It’s All Fun and Games… Until Someone Gets Hurt
- stephaniekustner
- Jan 3
- 3 min read
How the right safety messages can help children take smarter risks
For many international families living in the Netherlands, childhood means bikes, playgrounds, schoolyards, sports clubs, and a culture that encourages independence from an early age. This freedom is wonderful for children’s development—but it can also come with risks.
Recent research highlights something many parents recognize intuitively: when children are excited and in a very positive mood, they are more likely to take physical risks. The good news? The way adults talk to children about safety really matters—and can significantly reduce risky behaviour.
Why do happy kids take more risks?
Unintentional injuries are one of the leading causes of preventable harm in children in countries like Canada and the United States, and the situation is similar in many Western countries, including the Netherlands.
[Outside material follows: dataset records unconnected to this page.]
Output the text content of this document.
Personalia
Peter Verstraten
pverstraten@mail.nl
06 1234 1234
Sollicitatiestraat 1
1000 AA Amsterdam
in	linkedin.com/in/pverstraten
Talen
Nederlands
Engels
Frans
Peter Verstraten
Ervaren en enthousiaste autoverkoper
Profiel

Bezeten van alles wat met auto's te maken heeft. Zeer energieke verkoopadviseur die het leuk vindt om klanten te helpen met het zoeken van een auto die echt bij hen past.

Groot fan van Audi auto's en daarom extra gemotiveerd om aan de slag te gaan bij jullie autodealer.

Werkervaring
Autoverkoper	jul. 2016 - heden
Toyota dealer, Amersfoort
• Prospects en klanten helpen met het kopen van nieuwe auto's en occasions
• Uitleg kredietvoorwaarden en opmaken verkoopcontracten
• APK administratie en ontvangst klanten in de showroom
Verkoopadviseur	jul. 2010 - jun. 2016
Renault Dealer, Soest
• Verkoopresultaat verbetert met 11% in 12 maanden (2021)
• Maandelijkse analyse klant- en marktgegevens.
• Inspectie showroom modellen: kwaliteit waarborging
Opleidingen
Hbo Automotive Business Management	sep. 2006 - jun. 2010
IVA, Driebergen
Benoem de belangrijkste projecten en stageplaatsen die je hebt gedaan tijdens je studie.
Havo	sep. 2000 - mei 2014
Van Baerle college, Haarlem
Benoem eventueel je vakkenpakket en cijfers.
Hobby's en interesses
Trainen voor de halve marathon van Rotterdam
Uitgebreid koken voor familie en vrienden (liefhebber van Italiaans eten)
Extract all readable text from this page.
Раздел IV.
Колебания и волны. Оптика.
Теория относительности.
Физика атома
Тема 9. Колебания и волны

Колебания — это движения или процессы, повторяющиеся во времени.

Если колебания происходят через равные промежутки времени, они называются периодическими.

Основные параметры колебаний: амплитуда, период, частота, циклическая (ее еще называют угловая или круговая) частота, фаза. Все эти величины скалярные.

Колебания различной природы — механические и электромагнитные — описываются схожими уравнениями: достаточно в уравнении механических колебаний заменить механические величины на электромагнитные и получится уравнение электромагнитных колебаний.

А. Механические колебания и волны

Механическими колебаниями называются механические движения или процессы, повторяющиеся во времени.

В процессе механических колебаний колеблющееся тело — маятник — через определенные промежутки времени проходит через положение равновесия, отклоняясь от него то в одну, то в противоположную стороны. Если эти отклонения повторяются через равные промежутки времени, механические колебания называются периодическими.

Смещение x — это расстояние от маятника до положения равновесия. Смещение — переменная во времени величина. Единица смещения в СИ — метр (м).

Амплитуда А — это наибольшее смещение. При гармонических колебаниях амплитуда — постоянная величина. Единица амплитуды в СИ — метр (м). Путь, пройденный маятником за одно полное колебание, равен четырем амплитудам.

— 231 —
Research has consistently shown that:
Physical risk-taking increases injury risk in school-age children
High-energy, happy moods (think excitement during play) make children more likely to act impulsively
When children feel great, their brains are less focused on consequences and more focused on fun. This is especially relevant in moments when adults step back—after school, at playdates, or when children are playing independently.
What this new study explored
In a study published in April 2024 in the Canadian Journal of Behavioural Science, psychologist Barbara Morrongiello and her research team examined whether specific safety messages could help children make safer choices—even when they were feeling very excited.
The study involved:
Children aged 7–10 years
A situation designed to boost positive mood (excitement)
An indoor obstacle course where children could take physical risks
Three types of messages:
Gain-framed messages (focus on staying safe)
Loss-framed messages (focus on what could go wrong)
Neutral messages (no safety focus)
What the researchers found
As expected, when children were put in a very positive mood, their risk-taking increased.
However:
Both gain-framed and loss-framed safety messages reduced risky behaviour
Loss-framed messages were especially effective
In other words, how adults talk about safety can counteract the “over-excited” effect and help children slow down—even when they are feeling energetic and happy.
Gain-framed vs. loss-framed messages: what’s the difference?
Here’s how these messages might sound in everyday family life:
Gain-framed messages (what to do to stay safe)
“If you slow down on your bike, you’re more likely to stay in control.”
“Using your helmet helps keep your head safe.”
“Watching where you step helps you avoid falling.”
These messages focus on positive outcomes and skill-building.
Loss-framed messages (what could happen if you don’t)
“If you run too fast here, you could slip and hurt yourself.”
“Not wearing a helmet can lead to a serious head injury.”
“Jumping from that height could mean a broken bone.”
These messages clearly name potential consequences—without being dramatic or frightening.
Why this matters for international families in the Netherlands
Many international parents notice that:
Dutch culture encourages early independence
Children are often expected to judge risk on their own
Supervision norms may differ from what parents are used to
This research suggests that children can learn to regulate risk—but they need clear, well-framed guidance, especially in moments of excitement.
Importantly, the study shows that:
Safety messages don’t have to be long lectures
Short, clear statements can influence behaviour
Children can understand and respond to realistic warnings
Practical tips for parents
Here’s how you can apply this research at home:
1. Time your safety messages wisely
Give reminders before play starts or right as excitement is rising, not after an accident has already happened.
2. Be clear, calm, and specific
Avoid vague warnings like “Be careful.” Instead:
“Running inside makes it easier to slip.”
“That branch might not hold your weight.”
3. Don’t avoid talking about consequences
Naming realistic risks does not mean scaring children. It helps them connect actions to outcomes.
4. Adjust messages to your child’s age
School-age children (7–10 years) are especially able to understand cause and effect when it’s explained clearly.
5. Remember: excitement + independence = higher risk
After school, during playdates, or at sports activities are key moments to check in.
Supporting safe independence
At Baumgarten Child Psychology and More, we often support international families in finding the balance between encouraging independence and ensuring safety. Research like this reminds us that children don’t need constant supervision—but they do benefit from thoughtful communication.
By using well-framed safety messages, parents can help children enjoy freedom, fun, and exploration—while reducing unnecessary risks.
If you’d like support around parenting, child behaviour, or adjusting to family life in the Netherlands, we’re here to help.
Reference
Morrongiello, B. A., Seasons, M., Weinberger, E., & Zolis, C. (2024).Can exposure to framed messages about safety reduce risk behaviours by school-age children?Canadian Journal of Behavioural Science / Revue canadienne des sciences du comportement. Advance online publication.